El resto del camino a Marrakech, que atraviesa parajes cada vez más calurosos, calizos y resecos, se nos hace un poco largo. Para distraernos sintonizamos la radio. A veces cazamos emisoras españolas, aunque se oían mucho mejor en la autopista entre Rabat y Casablanca. Allí pudimos sorprender alguna de las canciones del verano que empezaban a sonar en España cuando vinimos. Por alguno de esos estúpidos pero infalibles mecanismos que saben excitar las canciones del verano, nos invade una alegría involuntaria al escuchar sus acordes con el paisaje marroquí de fondo.
Antes de llegar a Marrakech pasamos por Benguerir, un pueblo en principio sin mayor importancia, si no fuera porque en sus proximidades se encuentra una gran base aérea construida por los estadounidenses. La entrada de la base está junto a la carretera, y al pasar quedamos asombrados por su desproporcionada y fantasiosa belleza, alejada de la idea que uno suele tener del acceso a una base de aviación. Es una gran puerta monumental que recuerda la entrada de una alcazaba. Imagino que más allá de esa puerta, en el interior de la base, los americanos se habrán construido todas las infraestructuras que necesiten sus militares (hamburgueserías incluidas). El cercano pueblo ofrece pocas atracciones y Marrakech está a setenta y dos kilómetros de carretera normal marroquí, lo que significa una apreciable distancia.
Entre Benguerir y Marrakech se atraviesa una pequeña cadena montañosa, el Ybilet, breve anticipo del Atlas. Cuando se superan esos montes se ofrece a la vista la lejana cordillera y antes de ella los palmerales que rodean Marrakech (o Marrakus, transcripción al parecer más correcta); la ciudad roja, la capital bereber del sur.

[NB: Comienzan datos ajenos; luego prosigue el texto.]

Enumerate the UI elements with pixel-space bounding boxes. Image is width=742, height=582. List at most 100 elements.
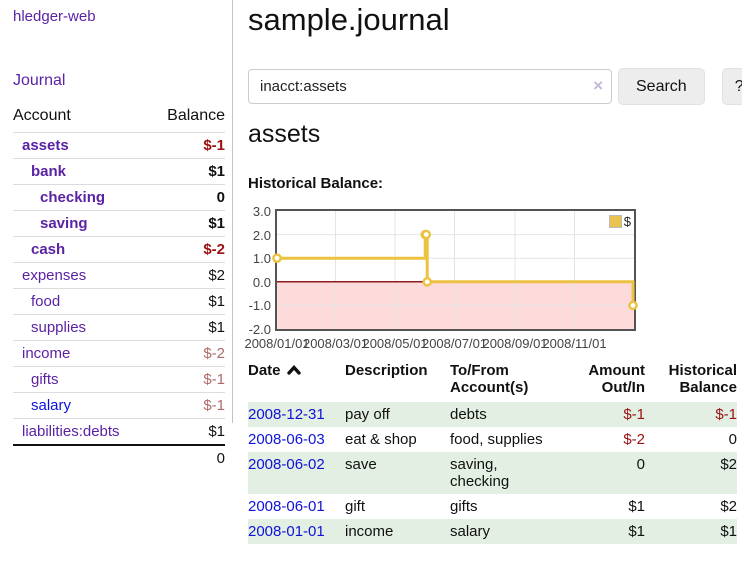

Como advirtiera mi tío, el calor de este mediodía marrakchí de agosto es agobiante. Ponemos el aire acondicionado del coche y subimos las ventanillas. Es una debilidad, pero nadie va a recompensarnos por sufrir. Desde nuestro microclima artificial, contemplamos la extensión del palmeral que discurre ante nuestros ojos. Las palmeras, de muy diversas alturas, forman una capa de color verde pálido que parece flotar sobre la tierra desolada. De vez en cuando aparecen entre las palmeras algunos muros de adobe rojo. Es un rojo entre anaranjado y rosáceo. El mismo tono que después veremos constantemente en Marrakech, tanto en la vieja medina como en los edificios nuevos, que construyen de ladrillo y cemento pero pintan de ese color. Este paisaje de palmeras nos recuerda que Marrakech es la puerta del desierto. Al sur están las montañas del Alto Atlas, y un poco más allá, el inmenso Sáhara.